Paris devint, en effet, une vaste fabrique d'armes, un atelier de cyclopes. Les entrailles des caves furent fouillées et vomirent du salpêtre. Le plomb des cercueils s'arrondit en balles. Le fer battu sur l'enclume devint sabre ou fusil. Et vous, cloches des églises, que ferez-vous? «Nous sommes lasses de faire un vain bruit dans l'air, disaient-elles; nous voulons marcher contre l'ennemi, un tonnerre dans le ventre.» C'était parmi les métaux, ces enfants du sol, à qui lancerait la foudre, à qui rendrait la mort pour la mort, à qui sauverait entre les mains des vrais patriotes l'honneur national.
Quand il crut qu'il y avait assez de fusils pour armer tous les citoyens et assez de pain pour les nourrir, Danton se fit le grand levier de la levée en masse. Dès le 21 août 93, il s'expliquait ainsi sur les devoirs de chacun envers l'État: «N'altérons pas le principe que tout citoyen doit mourir, s'il le faut, pour la liberté, et qu'il doit être toujours prêt à marcher contre les ennemis extérieurs et intérieurs de sa patrie.»
Ce principe avait déjà été posé; la levée en masse avait, elle-même, été plusieurs fois proclamée, mais elle n'avait presque rien produit.

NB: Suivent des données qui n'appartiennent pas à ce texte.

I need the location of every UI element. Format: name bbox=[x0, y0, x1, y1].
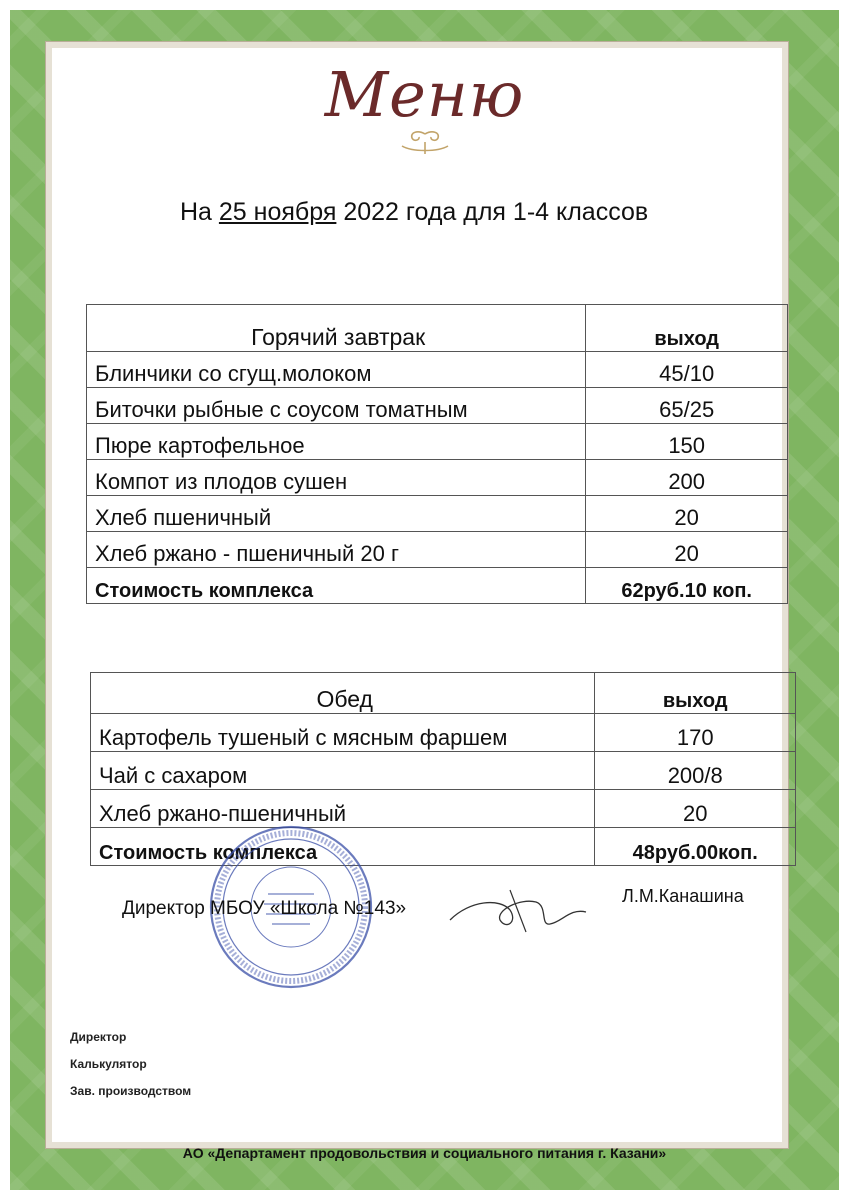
output-heading: выход bbox=[586, 305, 788, 352]
dish-name: Хлеб ржано - пшеничный 20 г bbox=[87, 532, 586, 568]
signature-scribble bbox=[440, 880, 610, 940]
dish-output: 200/8 bbox=[595, 752, 796, 790]
role-item: Зав. производством bbox=[70, 1084, 192, 1098]
date-suffix: 2022 года для 1-4 классов bbox=[336, 198, 649, 226]
flourish-ornament bbox=[392, 128, 458, 158]
table-row bbox=[91, 714, 796, 752]
output-heading: выход bbox=[595, 673, 796, 714]
dish-name: Хлеб пшеничный bbox=[87, 496, 586, 532]
roles-list bbox=[70, 1030, 191, 1111]
dish-name: Пюре картофельное bbox=[87, 424, 586, 460]
menu-title: Меню bbox=[324, 58, 525, 131]
table-row bbox=[87, 496, 788, 532]
dish-output: 20 bbox=[586, 532, 788, 568]
total-price: 48руб.00коп. bbox=[595, 828, 796, 866]
total-label: Стоимость комплекса bbox=[91, 828, 595, 866]
dish-output: 65/25 bbox=[586, 388, 788, 424]
date-prefix: На bbox=[180, 198, 219, 226]
dish-output: 200 bbox=[586, 460, 788, 496]
dish-output: 20 bbox=[586, 496, 788, 532]
date-underlined: 25 ноября bbox=[218, 198, 337, 226]
signer-name: Л.М.Канашина bbox=[622, 886, 744, 906]
breakfast-header-row bbox=[87, 305, 788, 352]
table-row bbox=[91, 790, 796, 828]
total-price: 62руб.10 коп. bbox=[586, 568, 788, 604]
breakfast-table bbox=[86, 304, 788, 604]
breakfast-total-row bbox=[87, 568, 788, 604]
lunch-header-row bbox=[91, 673, 796, 714]
lunch-total-row bbox=[91, 828, 796, 866]
table-row bbox=[87, 460, 788, 496]
dish-output: 45/10 bbox=[586, 352, 788, 388]
breakfast-heading: Горячий завтрак bbox=[87, 305, 586, 352]
table-row bbox=[87, 532, 788, 568]
dish-output: 170 bbox=[595, 714, 796, 752]
table-row bbox=[87, 424, 788, 460]
dish-name: Картофель тушеный с мясным фаршем bbox=[91, 714, 595, 752]
dish-output: 20 bbox=[595, 790, 796, 828]
lunch-heading: Обед bbox=[91, 673, 595, 714]
dish-name: Биточки рыбные с соусом томатным bbox=[87, 388, 586, 424]
director-line: Директор МБОУ «Школа №143» bbox=[122, 898, 407, 919]
table-row bbox=[87, 388, 788, 424]
dish-name: Хлеб ржано-пшеничный bbox=[91, 790, 595, 828]
dish-name: Блинчики со сгущ.молоком bbox=[87, 352, 586, 388]
dish-output: 150 bbox=[586, 424, 788, 460]
footer-organization: АО «Департамент продовольствия и социального питания г. Казани» bbox=[182, 1145, 667, 1161]
role-item: Калькулятор bbox=[70, 1057, 147, 1071]
role-item: Директор bbox=[70, 1030, 127, 1044]
table-row bbox=[91, 752, 796, 790]
dish-name: Компот из плодов сушен bbox=[87, 460, 586, 496]
lunch-table bbox=[90, 672, 796, 866]
total-label: Стоимость комплекса bbox=[87, 568, 586, 604]
dish-name: Чай с сахаром bbox=[91, 752, 595, 790]
table-row bbox=[87, 352, 788, 388]
date-line bbox=[180, 198, 648, 227]
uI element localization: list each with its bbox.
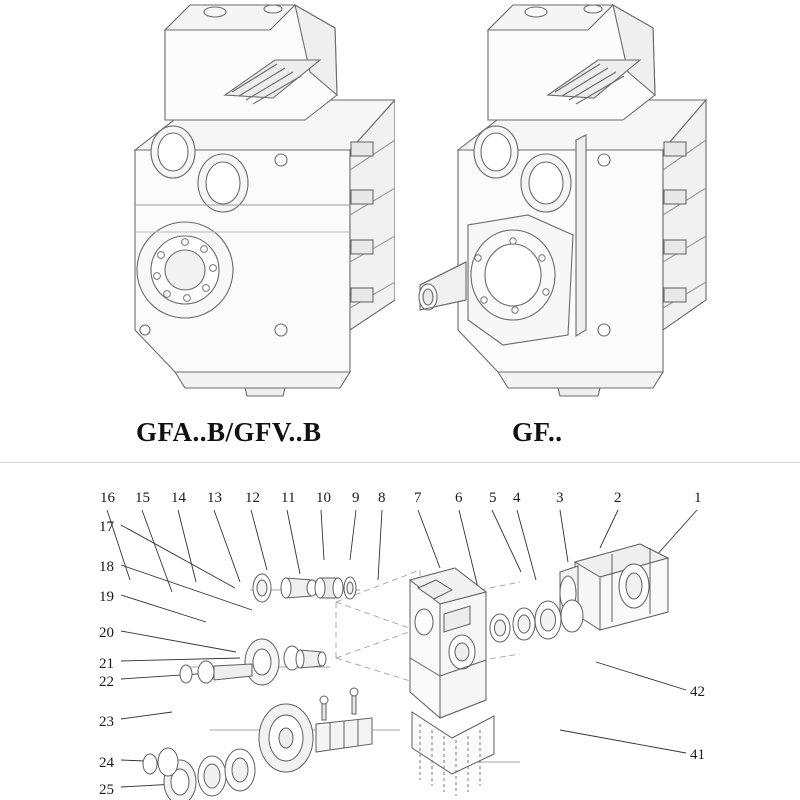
callout-25: 25 — [99, 782, 114, 798]
callout-22: 22 — [99, 674, 114, 690]
callout-3: 3 — [556, 490, 564, 506]
callout-23: 23 — [99, 714, 114, 730]
callout-15: 15 — [135, 490, 150, 506]
gearbox-view-gfa-b — [105, 0, 395, 400]
callout-41: 41 — [690, 747, 705, 763]
callout-2: 2 — [614, 490, 622, 506]
callout-9: 9 — [352, 490, 360, 506]
caption-gfa-b-gfv-b: GFA..B/GFV..B — [136, 417, 322, 447]
callout-13: 13 — [207, 490, 222, 506]
callout-5: 5 — [489, 490, 497, 506]
callout-24: 24 — [99, 755, 114, 771]
callout-18: 18 — [99, 559, 114, 575]
callout-20: 20 — [99, 625, 114, 641]
caption-gf: GF.. — [512, 417, 563, 447]
gearbox-view-gf — [408, 0, 708, 400]
exploded-parts-view — [0, 462, 800, 800]
callout-6: 6 — [455, 490, 463, 506]
callout-19: 19 — [99, 589, 114, 605]
leader-lines — [0, 462, 800, 800]
callout-7: 7 — [414, 490, 422, 506]
callout-21: 21 — [99, 656, 114, 672]
callout-12: 12 — [245, 490, 260, 506]
callout-1: 1 — [694, 490, 702, 506]
callout-17: 17 — [99, 519, 114, 535]
callout-10: 10 — [316, 490, 331, 506]
callout-4: 4 — [513, 490, 521, 506]
callout-11: 11 — [281, 490, 296, 506]
callout-14: 14 — [171, 490, 186, 506]
callout-42: 42 — [690, 684, 705, 700]
callout-8: 8 — [378, 490, 386, 506]
callout-16: 16 — [100, 490, 115, 506]
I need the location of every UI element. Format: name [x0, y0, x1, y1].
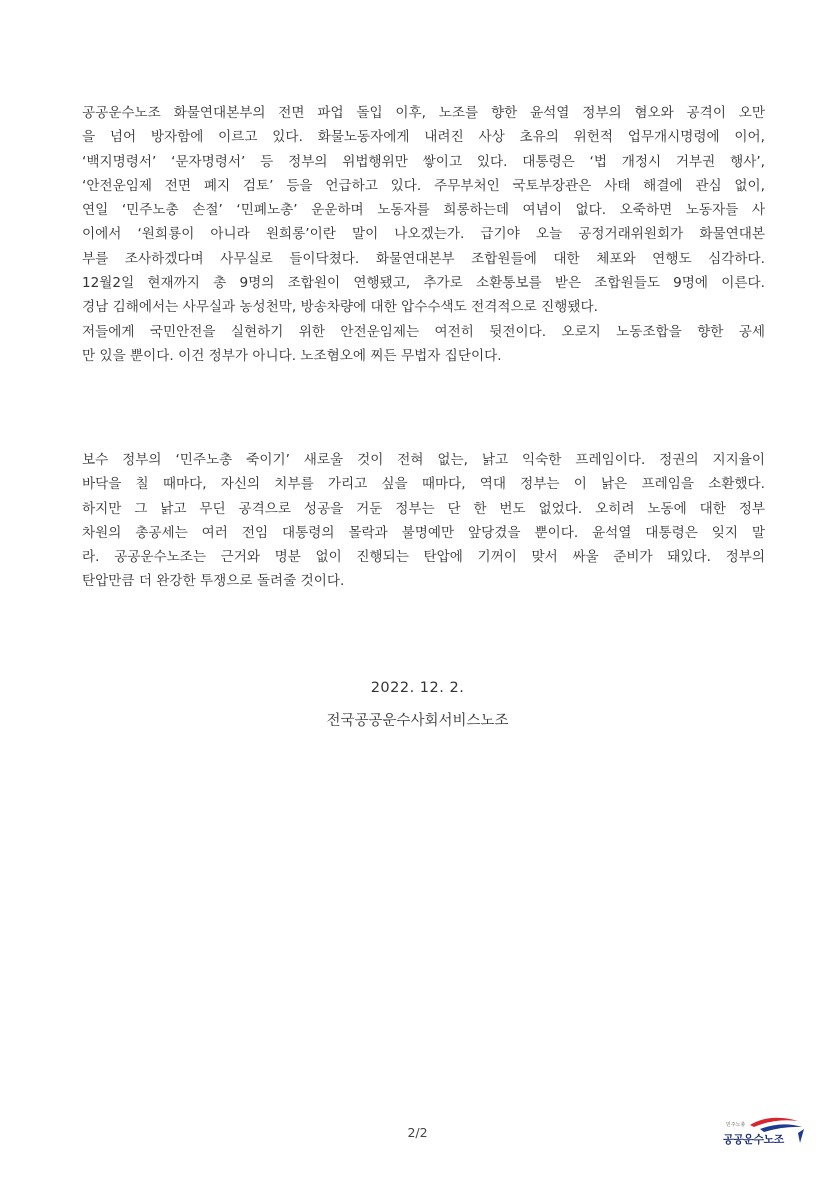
paragraph-line: 바닥을 칠 때마다, 자신의 치부를 가리고 싶을 때마다, 역대 정부는 이 낡은 프레임을 소환했다.	[82, 476, 765, 493]
paragraph-line: 부를 조사하겠다며 사무실로 들이닥쳤다. 화물연대본부 조합원들에 대한 체포와 연행도 심각하다.	[82, 250, 765, 267]
paragraph-line: 이에서 ‘원희룡이 아니라 원희롱’이란 말이 나오겠는가. 급기야 오늘 공정거래위원회가 화물연대본	[82, 226, 765, 243]
paragraph-line: 차원의 총공세는 여러 전임 대통령의 몰락과 불명예만 앞당겼을 뿐이다. 윤석열 대통령은 잊지 말	[82, 524, 765, 541]
paragraph-line: ‘안전운임제 전면 폐지 검토’ 등을 언급하고 있다. 주무부처인 국토부장관은 사태 해결에 관심 없이,	[82, 177, 765, 194]
statement-date: 2022. 12. 2.	[370, 680, 465, 696]
paragraph-line: 보수 정부의 ‘민주노총 죽이기’ 새로울 것이 전혀 없는, 낡고 익숙한 프레임이다. 정권의 지지율이	[82, 452, 765, 468]
issuing-organization: 전국공공운수사회서비스노조	[326, 713, 509, 729]
paragraph-line: 탄압만큼 더 완강한 투쟁으로 돌려줄 것이다.	[82, 573, 345, 590]
paragraph-line: 저들에게 국민안전을 실현하기 위한 안전운임제는 여전히 뒷전이다. 오로지 노동조합을 향한 공세	[82, 323, 765, 340]
logo-subtitle: 민주노총	[726, 1122, 746, 1128]
paragraph-line: 을 넘어 방자함에 이르고 있다. 화물노동자에게 내려진 사상 초유의 위헌적 업무개시명령에 이어,	[82, 129, 765, 146]
statement-paragraph-2	[82, 448, 765, 594]
paragraph-line: 12월2일 현재까지 총 9명의 조합원이 연행됐고, 추가로 소환통보를 받은 조합원들도 9명에 이른다.	[82, 275, 765, 292]
statement-paragraph-1	[82, 101, 765, 368]
logo-title: 공공운수노조	[723, 1133, 784, 1146]
paragraph-line: 라. 공공운수노조는 근거와 명분 없이 진행되는 탄압에 기꺼이 맞서 싸울 준비가 돼있다. 정부의	[82, 549, 765, 566]
paragraph-line: 만 있을 뿐이다. 이건 정부가 아니다. 노조혐오에 찌든 무법자 집단이다.	[82, 347, 502, 364]
page-number: 2/2	[407, 1125, 428, 1140]
paragraph-line: 경남 김해에서는 사무실과 농성천막, 방송차량에 대한 압수수색도 전격적으로 진행됐다.	[82, 299, 598, 316]
paragraph-line: 하지만 그 낡고 무딘 공격으로 성공을 거둔 정부는 단 한 번도 없었다. 오히려 노동에 대한 정부	[82, 500, 765, 517]
paragraph-line: 연일 ‘민주노총 손절’ ‘민폐노총’ 운운하며 노동자를 희롱하는데 여념이 없다. 오죽하면 노동자들 사	[82, 202, 765, 219]
paragraph-line: ‘백지명령서’ ‘문자명령서’ 등 정부의 위법행위만 쌓이고 있다. 대통령은 ‘법 개정시 거부권 행사’,	[82, 153, 765, 170]
paragraph-line: 공공운수노조 화물연대본부의 전면 파업 돌입 이후, 노조를 향한 윤석열 정부의 혐오와 공격이 오만	[82, 105, 765, 121]
union-logo	[720, 1113, 805, 1153]
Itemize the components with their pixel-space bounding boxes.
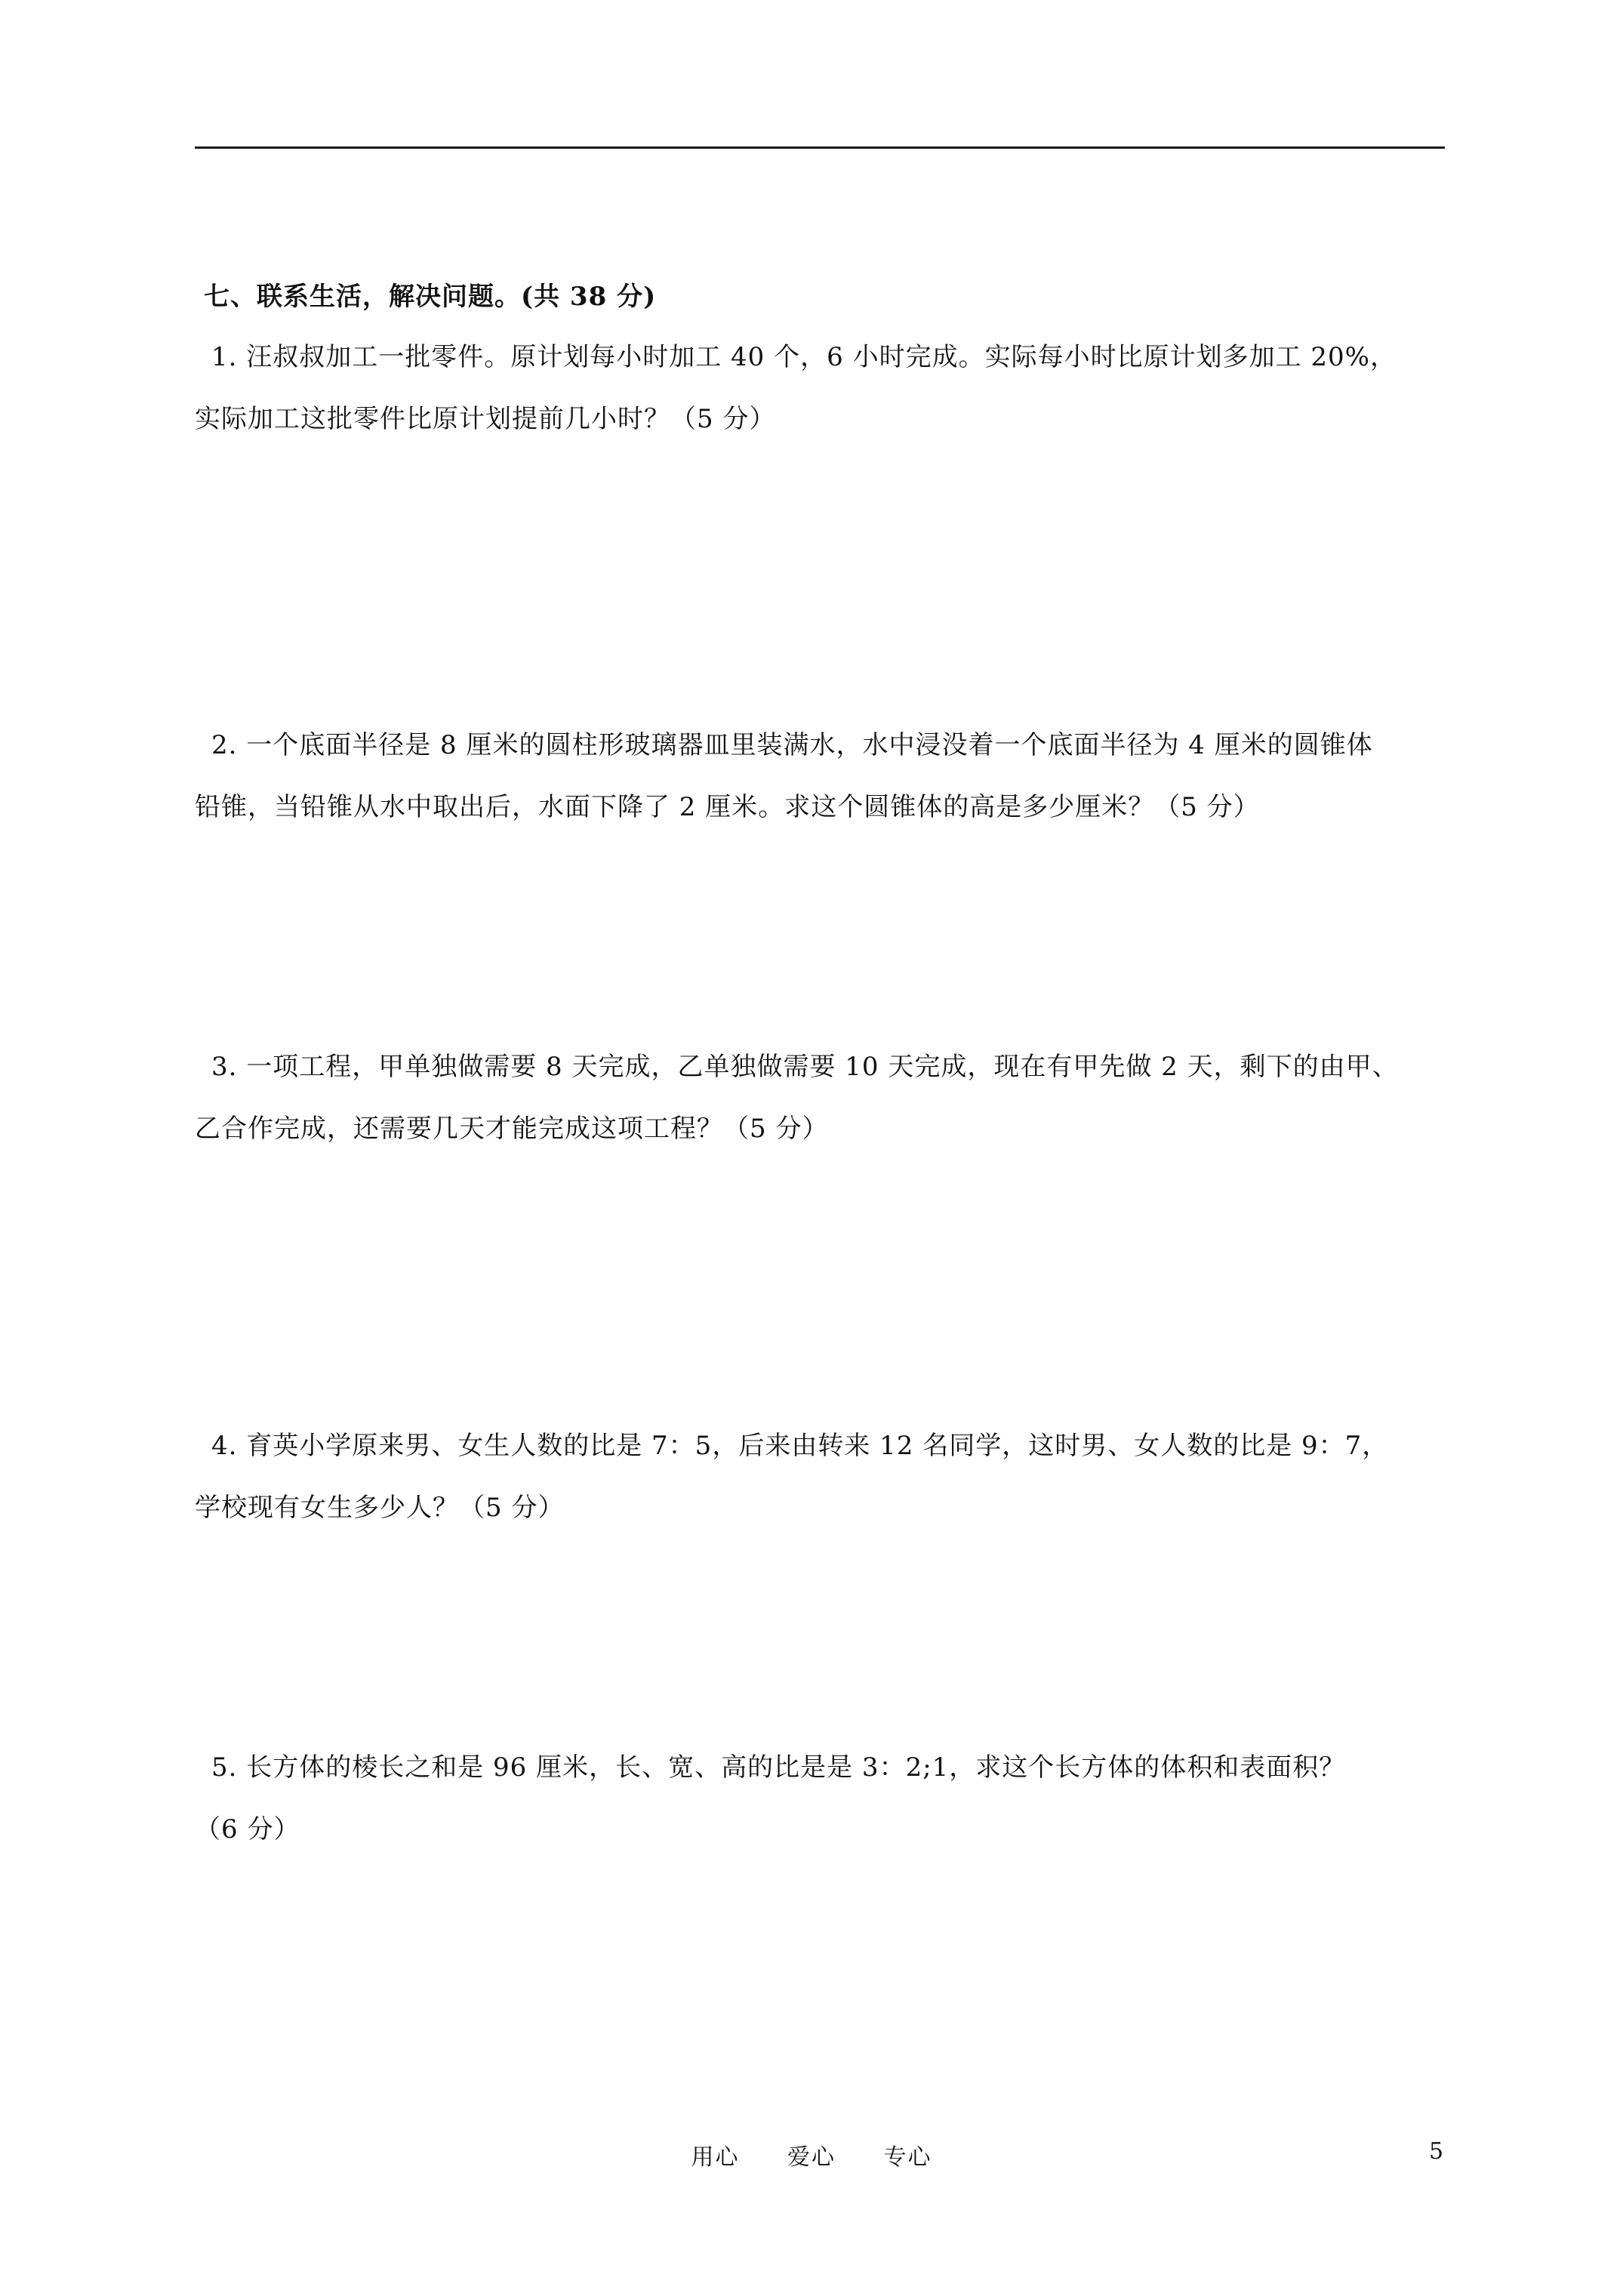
question-2 [195,714,1448,838]
question-3 [195,1036,1448,1160]
question-2-line-2: 铅锥，当铅锥从水中取出后，水面下降了 2 厘米。求这个圆锥体的高是多少厘米？（5 分） [195,792,1260,822]
header-rule [195,146,1445,149]
footer-motto-3: 专心 [883,2144,932,2171]
section-title: 七、联系生活，解决问题。(共 38 分) [204,282,657,312]
footer-motto [0,2138,1623,2171]
question-4-line-1: 4. 育英小学原来男、女生人数的比是 7：5，后来由转来 12 名同学，这时男、女人数的比是 9：7， [211,1431,1389,1461]
question-3-line-2: 乙合作完成，还需要几天才能完成这项工程？（5 分） [195,1114,829,1144]
question-5 [195,1737,1448,1860]
page-number: 5 [1429,2138,1444,2165]
footer-motto-2: 爱心 [787,2144,836,2171]
question-4-line-2: 学校现有女生多少人？（5 分） [195,1493,565,1523]
question-1-line-1: 1. 汪叔叔加工一批零件。原计划每小时加工 40 个，6 小时完成。实际每小时比原计划多加工 20%， [211,342,1397,372]
question-2-line-1: 2. 一个底面半径是 8 厘米的圆柱形玻璃器皿里装满水，水中浸没着一个底面半径为 4 厘米的圆锥体 [211,730,1373,760]
question-4 [195,1415,1448,1539]
question-5-line-1: 5. 长方体的棱长之和是 96 厘米，长、宽、高的比是是 3：2;1，求这个长方体的体积和表面积？ [211,1752,1346,1783]
question-5-line-2: （6 分） [195,1814,300,1845]
footer-motto-1: 用心 [691,2144,740,2171]
question-1 [195,326,1448,450]
question-3-line-1: 3. 一项工程，甲单独做需要 8 天完成，乙单独做需要 10 天完成，现在有甲先做 2 天，剩下的由甲、 [211,1052,1399,1082]
question-1-line-2: 实际加工这批零件比原计划提前几小时？（5 分） [195,404,776,434]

Le succès de cette mesure dépendrait exclusivement des moyens d'exécution. Danton le savait; aussi, quand Robespierre lui-même tremblait, quand le Comité de salut public hésitait, différait, il ne balança point à demander que le droit de réquisition fût remis aux mains du peuple. Pour assurer le succès de cette grande opération, il fallait de l'argent, et où le trouver, sinon dans les caisses des riches? Voulant les sauver d'eux-mêmes, il crut qu'il était bon de les effrayer:
«Si les tyrans mettaient notre liberté en danger, nous les surpasserions en audace, nous dévasterions le sol français avant qu'ils pussent le parcourir, et les riches, ces vils égoïstes, seraient les premiers la proie de la fureur populaire. (Vifs applaudissements: OUI, OUI, s'écrie-t-on dans toutes les parties de la salle et dans les tribunes.) Vous qui m'entendez, répétez ce langage à ces mêmes riches de vos communes; dites-leur: Qu'espérez-vous, malheureux? Voyez ce que serait la France si l'ennemi l'envahissait. Prenez le système le plus favorable: une régence conduite par un imbécile, le gouvernement d'un mineur, l'ambition des puissances étrangères, le morcellement du territoire, dévoreraient vos biens; vous perdriez plus par l'esclavage que par tous les sacrifices que vous pourriez faire pour soutenir la liberté.